È la capitale della Slovacchia, diventata stato indipendente dal 1993 dopo la separazione della Cecoslovacchia, dista neanche un’ora di automobile da Vienna, confina direttamente con l’Austria e con l’Ungheria ed è bagnata dal Danubio che meriterebbe un articolo a sé. Per visitarla bene non servono molti giorni se si prenota un hotel in centro, nella città vecchia, ce ne sono molti a buon prezzo e anche con una qualità di servizio ottima, in questo modo si può girarla facilmente a piedi. Viaggiando verso i confini si nota come questa città di circa mezzo milione di abitanti, sia circondata da un territorio pianeggiante abbondante di vigneti che producono vini eccellenti, anche se, a dire il vero, si beve soprattutto birra. Il paesaggio cambia poi verso nord e diventa prima collinare poi montuoso ricco di fiumi e boschi per la presenza della catena dei monti Tatra.

A pochi chilometri, una decina o poco più, è interessante visitare le rovine del castello di Devin, uno dei più antichi della Slovacchia. Dalle sue mura si può godere di una stupenda vista sul Danubio e sulla sua confluenza con la Morava. Si trova quindi in una posizione strategica per controllare la via di trasporto fluviale, ma pensate a quando c’era ancora la separazione politica tra le due Europe, la cortina di ferro. La sua storia d’altronde ne è testimone.

Le tracce di insediamenti più antiche risalgono al quinto secolo A.C., il territorio fu popolato dai Celti nel primo secolo A.C. e in seguito è divenuto una fortezza contro i nemici al confine dell’Impero Romano e utilizzato come postazione militare e centro di commercio ai tempi del primo stato Slavo. Le prime fonti scritte arrivano dall’ 864. In seguito il castello è stato fortezza di confine sotto il regno degli Ungheresi e fu distrutto dalle truppe di Napoleone nel 1809. Attualmente viene utilizzato come museo, per mostre ed esposizioni stagionali ma anche permanenti come quella riguardante l’architettura del castello.

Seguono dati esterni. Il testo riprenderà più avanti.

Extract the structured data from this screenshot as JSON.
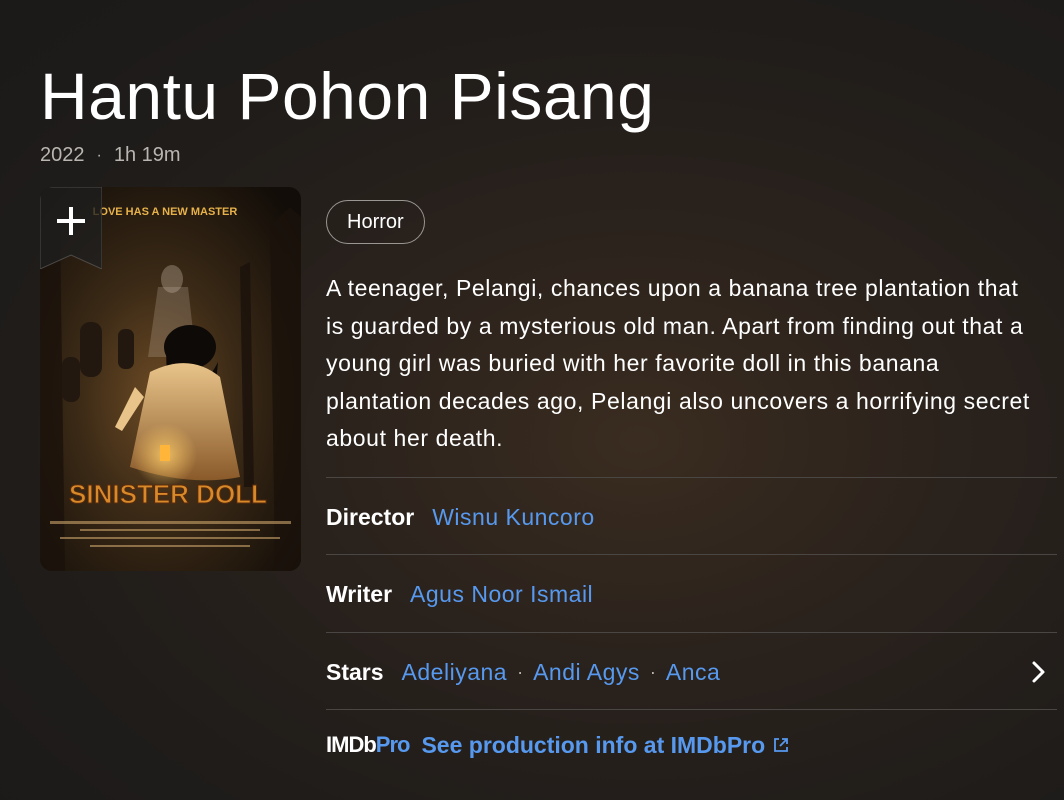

Da qualsiasi parte si guardi o si fotografi Bratislava si scorge la sagoma del suo castello con le sue quattro torri agli angoli. Oggi è completamente ricostruito dopo la distruzione subita dai soldati napoleonici, ed è la sede del Parlamento della Repubblica Slovacca e del Museo Nazionale e di varie esposizioni temporanee, come quella in corso quando l’ho visitato, sui tesori della civiltà azteca.

La spettacolarità della vista dal suo piazzale e dai suoi giardini rende questa visita ancor più stimolante ed attraente. Si scorgono i contrasti tra il quartiere della città vecchia con i suoi tetti rossi e della chiesa di San Martino, la più importante di Bratislava, con lo sfondo di una città in piena evoluzione sia dal punto di vista architettonico che industriale.

Salendo verso il castello si attraversa quello che resta del quartiere ebraico dopo la costruzione del ponte nuovo chiamato comunemente ponte UFO che unisce la città vecchia con quella residenziale.

Passeggiando nella parte orientale della città vecchia di Bratislava non ci si deve dimenticare di andare a vedere la chiesa blu, chiamata così proprio per il suo colore, è dedicata a Elisabetta d’Ungheria e fu costruita nel 1907 dall’architetto Ödön Lechner. Una costruzione davvero unica nel suo genere, un raro esempio di realizzazione sacra in stile art nouveau con anche un poco di arte bizantina e anche romanica, a prima vista però ti sembra di entrare in una casa di zucchero filato.

Questo miscuglio di stili architettonici si trova anche in altre parti della città, la piazza principale ne è un esempio, un insieme di palazzi costruiti in epoche diverse tra cui il municipio oppure lo stile neo rinascimentale dell’opera che si trova in piazza Hviezdoslav, nota anche come piazza del teatro, nel centro cittadino, vicina sia al Danubio che al centro storico zona pedonale, in realtà un lungo viale alberato, con fontane e statue, che offre numerosi spunti per lo shopping e per lo svago anche se molto sorvegliata per la presenza dell’ambasciata americana.

Una stranezza e un’attrazione turistica sono le statue in bronzo a grandezza naturale che si trovano nel centro di Bratislava, per chi volesse cercarle, sui social media si possono trovare più di un’indicazione della loro ubicazione e della loro descrizione. Inizialmente furono installate con l’obiettivo di portare allegria dopo il regime comunista, ebbero successo e da allora ci fu un fiorire di queste opere.

La più ricercata e fotografata è senza ombra di dubbio il Cumil detto anche il guardone, si trova all’angolo tra via Panská e via Laurinská. La sua presenza è segnalata dal cartello “man at work” in considerazione del fatto che è stato “decapitato” più di una volta da qualche automobilista disattento.